As a practical matter, this is not a significant change, although the Supreme Court’s standardized procedure is more demanding than the procedure a few courts were previously applying.
Under the less demanding procedure, the region only had to make a reasonable legal argument that the company violated the NLRA to convince courts to issue injunctions. In other words, the less demanding procedure did not require the region to show that the NLRB would likely ultimately rule against the company, while the standardized procedure does require the region to show that.
The Supreme Court’s ruling will not result in a significant change because:
• For most courts, the Supreme Court decision makes either no change at all or a minimal change. Five out of seven courts of appeals already applied a substantially similar procedure prior to the decision.

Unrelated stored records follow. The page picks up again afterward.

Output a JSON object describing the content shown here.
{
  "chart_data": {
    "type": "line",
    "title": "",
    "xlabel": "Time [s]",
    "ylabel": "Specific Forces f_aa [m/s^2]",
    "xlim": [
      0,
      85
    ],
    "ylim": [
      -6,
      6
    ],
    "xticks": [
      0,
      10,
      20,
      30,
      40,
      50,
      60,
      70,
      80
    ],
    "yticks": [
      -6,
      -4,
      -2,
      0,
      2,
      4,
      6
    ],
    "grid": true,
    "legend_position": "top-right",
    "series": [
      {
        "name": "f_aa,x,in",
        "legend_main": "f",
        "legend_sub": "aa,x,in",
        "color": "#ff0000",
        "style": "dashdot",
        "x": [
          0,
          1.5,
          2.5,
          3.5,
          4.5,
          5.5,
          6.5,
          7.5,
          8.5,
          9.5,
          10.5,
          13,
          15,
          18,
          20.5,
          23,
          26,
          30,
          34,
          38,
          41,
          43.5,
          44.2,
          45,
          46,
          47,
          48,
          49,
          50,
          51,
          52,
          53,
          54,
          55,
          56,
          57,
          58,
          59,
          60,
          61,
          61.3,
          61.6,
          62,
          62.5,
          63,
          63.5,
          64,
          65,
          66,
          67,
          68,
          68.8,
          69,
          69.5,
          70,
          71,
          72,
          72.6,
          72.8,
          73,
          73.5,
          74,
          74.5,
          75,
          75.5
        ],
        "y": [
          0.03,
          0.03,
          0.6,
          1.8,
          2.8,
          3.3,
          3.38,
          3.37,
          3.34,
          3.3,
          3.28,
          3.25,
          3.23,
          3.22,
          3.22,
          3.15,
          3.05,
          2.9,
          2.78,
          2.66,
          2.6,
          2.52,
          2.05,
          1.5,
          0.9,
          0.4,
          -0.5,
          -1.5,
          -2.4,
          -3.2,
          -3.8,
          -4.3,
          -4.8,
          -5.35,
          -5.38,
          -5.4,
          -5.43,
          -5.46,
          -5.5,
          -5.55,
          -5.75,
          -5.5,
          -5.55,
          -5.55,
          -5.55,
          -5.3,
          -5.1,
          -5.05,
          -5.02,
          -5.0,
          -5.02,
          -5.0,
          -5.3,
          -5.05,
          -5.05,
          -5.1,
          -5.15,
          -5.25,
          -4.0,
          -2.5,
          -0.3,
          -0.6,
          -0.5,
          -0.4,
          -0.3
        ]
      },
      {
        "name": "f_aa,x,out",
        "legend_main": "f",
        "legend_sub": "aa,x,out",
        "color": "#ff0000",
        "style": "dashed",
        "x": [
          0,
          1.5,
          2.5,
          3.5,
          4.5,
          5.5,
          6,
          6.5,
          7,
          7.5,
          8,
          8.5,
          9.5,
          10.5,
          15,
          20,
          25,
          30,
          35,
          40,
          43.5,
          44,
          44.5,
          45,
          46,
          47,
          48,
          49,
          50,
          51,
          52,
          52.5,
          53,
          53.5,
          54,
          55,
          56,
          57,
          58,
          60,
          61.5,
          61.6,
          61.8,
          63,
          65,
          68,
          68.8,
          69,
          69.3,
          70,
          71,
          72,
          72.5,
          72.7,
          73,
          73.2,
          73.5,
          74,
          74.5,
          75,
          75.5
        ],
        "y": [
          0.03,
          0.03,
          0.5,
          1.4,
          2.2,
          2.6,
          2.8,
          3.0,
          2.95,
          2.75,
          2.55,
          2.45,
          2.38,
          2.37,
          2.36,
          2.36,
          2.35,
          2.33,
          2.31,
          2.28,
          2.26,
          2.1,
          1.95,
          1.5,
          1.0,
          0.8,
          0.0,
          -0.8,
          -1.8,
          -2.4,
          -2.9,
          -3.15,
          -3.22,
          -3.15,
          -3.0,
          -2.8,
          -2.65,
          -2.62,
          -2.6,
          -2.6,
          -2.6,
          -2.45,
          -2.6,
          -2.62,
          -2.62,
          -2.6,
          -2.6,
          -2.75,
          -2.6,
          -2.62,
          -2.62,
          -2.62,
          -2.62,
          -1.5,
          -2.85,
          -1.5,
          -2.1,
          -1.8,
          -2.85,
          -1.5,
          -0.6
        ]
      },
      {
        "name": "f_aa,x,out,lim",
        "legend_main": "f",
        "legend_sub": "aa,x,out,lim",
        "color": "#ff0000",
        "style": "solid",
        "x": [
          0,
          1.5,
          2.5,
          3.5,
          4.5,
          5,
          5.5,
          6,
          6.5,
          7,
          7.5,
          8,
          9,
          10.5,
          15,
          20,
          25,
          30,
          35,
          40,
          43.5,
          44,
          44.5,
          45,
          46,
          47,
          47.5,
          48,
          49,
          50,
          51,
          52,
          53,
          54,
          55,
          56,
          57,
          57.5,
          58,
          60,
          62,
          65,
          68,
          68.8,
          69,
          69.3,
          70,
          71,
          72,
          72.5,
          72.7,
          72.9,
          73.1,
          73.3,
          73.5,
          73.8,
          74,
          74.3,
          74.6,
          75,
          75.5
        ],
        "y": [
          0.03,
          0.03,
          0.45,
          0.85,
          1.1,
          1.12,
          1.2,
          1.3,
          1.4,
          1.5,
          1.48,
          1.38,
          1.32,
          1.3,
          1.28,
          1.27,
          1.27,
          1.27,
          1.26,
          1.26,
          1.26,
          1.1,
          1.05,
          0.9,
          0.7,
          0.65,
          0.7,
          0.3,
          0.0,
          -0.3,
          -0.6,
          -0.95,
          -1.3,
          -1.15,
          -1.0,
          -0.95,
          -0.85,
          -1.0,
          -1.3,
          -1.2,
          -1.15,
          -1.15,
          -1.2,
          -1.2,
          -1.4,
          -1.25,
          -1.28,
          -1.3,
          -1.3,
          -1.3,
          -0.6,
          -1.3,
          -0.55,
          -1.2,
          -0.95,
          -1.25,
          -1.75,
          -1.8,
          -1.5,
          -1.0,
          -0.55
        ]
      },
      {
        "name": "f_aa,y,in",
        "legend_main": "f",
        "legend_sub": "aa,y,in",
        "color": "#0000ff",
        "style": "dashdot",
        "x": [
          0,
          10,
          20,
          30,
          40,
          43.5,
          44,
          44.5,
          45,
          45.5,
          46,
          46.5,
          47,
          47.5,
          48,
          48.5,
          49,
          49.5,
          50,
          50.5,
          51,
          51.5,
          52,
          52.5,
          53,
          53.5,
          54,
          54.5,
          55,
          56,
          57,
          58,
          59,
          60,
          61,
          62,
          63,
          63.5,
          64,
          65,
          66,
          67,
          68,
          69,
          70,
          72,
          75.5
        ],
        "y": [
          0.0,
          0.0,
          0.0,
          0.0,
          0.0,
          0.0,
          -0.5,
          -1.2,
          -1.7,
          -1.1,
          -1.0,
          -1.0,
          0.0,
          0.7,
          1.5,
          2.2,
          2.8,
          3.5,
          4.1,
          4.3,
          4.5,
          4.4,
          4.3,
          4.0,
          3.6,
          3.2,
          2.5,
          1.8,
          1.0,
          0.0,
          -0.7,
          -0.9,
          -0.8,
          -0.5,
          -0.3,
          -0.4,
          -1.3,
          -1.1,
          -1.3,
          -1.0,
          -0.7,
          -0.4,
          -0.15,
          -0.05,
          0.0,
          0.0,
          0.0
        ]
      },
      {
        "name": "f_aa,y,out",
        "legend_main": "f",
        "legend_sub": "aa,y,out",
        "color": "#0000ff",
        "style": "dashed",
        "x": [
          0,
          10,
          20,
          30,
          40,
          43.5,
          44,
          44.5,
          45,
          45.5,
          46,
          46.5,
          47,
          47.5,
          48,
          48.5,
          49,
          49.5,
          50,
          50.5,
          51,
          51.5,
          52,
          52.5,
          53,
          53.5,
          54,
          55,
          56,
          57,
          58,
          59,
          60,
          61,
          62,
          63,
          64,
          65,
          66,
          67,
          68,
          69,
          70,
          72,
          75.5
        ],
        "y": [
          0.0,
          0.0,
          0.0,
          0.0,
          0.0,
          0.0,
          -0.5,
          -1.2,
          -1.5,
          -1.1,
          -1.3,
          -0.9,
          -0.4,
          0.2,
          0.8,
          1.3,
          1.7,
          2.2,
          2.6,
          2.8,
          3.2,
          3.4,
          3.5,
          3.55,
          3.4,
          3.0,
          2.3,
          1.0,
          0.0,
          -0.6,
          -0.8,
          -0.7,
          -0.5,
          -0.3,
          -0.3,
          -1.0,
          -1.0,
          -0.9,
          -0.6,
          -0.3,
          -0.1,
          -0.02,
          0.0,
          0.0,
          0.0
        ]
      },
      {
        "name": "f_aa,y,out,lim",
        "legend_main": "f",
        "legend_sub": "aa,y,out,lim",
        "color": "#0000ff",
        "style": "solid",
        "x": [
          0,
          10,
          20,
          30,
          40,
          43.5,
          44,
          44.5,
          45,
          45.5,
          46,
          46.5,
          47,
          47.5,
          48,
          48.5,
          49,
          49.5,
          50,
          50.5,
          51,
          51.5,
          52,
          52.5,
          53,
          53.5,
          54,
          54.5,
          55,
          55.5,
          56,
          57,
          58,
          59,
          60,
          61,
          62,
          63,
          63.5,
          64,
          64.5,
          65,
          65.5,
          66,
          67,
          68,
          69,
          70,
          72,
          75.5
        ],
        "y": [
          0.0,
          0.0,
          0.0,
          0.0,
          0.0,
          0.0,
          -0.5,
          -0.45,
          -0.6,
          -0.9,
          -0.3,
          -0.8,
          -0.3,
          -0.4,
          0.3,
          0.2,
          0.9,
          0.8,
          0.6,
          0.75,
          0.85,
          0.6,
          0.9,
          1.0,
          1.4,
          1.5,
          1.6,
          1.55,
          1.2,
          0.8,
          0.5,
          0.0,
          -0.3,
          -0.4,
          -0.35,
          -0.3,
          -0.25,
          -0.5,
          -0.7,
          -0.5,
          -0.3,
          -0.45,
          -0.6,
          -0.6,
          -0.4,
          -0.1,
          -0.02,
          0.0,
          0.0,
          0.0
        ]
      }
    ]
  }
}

• Regions should be in a position to easily meet the new standardized procedure requirements because the NLRB only petitions for 10(j) injunctions in the strongest cases. Before a region can request a court to issue an injunction, the NLRB carries out a rigorous, thorough process in which, first, the region must make a strong case to the General Counsel of the NLRB that an injunction is appropriate. Then, the General Counsel must make a strong case to the full NLRB. Only if the General Counsel persuades the full NLRB that an injunction is warranted does the NLRB authorize the region to file for an injunction. Thus, the NLRB’s process ensures that, even prior to the Supreme Court decision, regions had strong cases to meet the new standardized requirements, even in the courts that previously applied the less demanding procedure.
• The three liberal Justices – Justices Sonia Sotomayor, Elena Kagan, and Ketanji Brown Jackson – all agreed with the standardization of the rule. These Justices would have strongly dissented in a case that seriously harmed workers.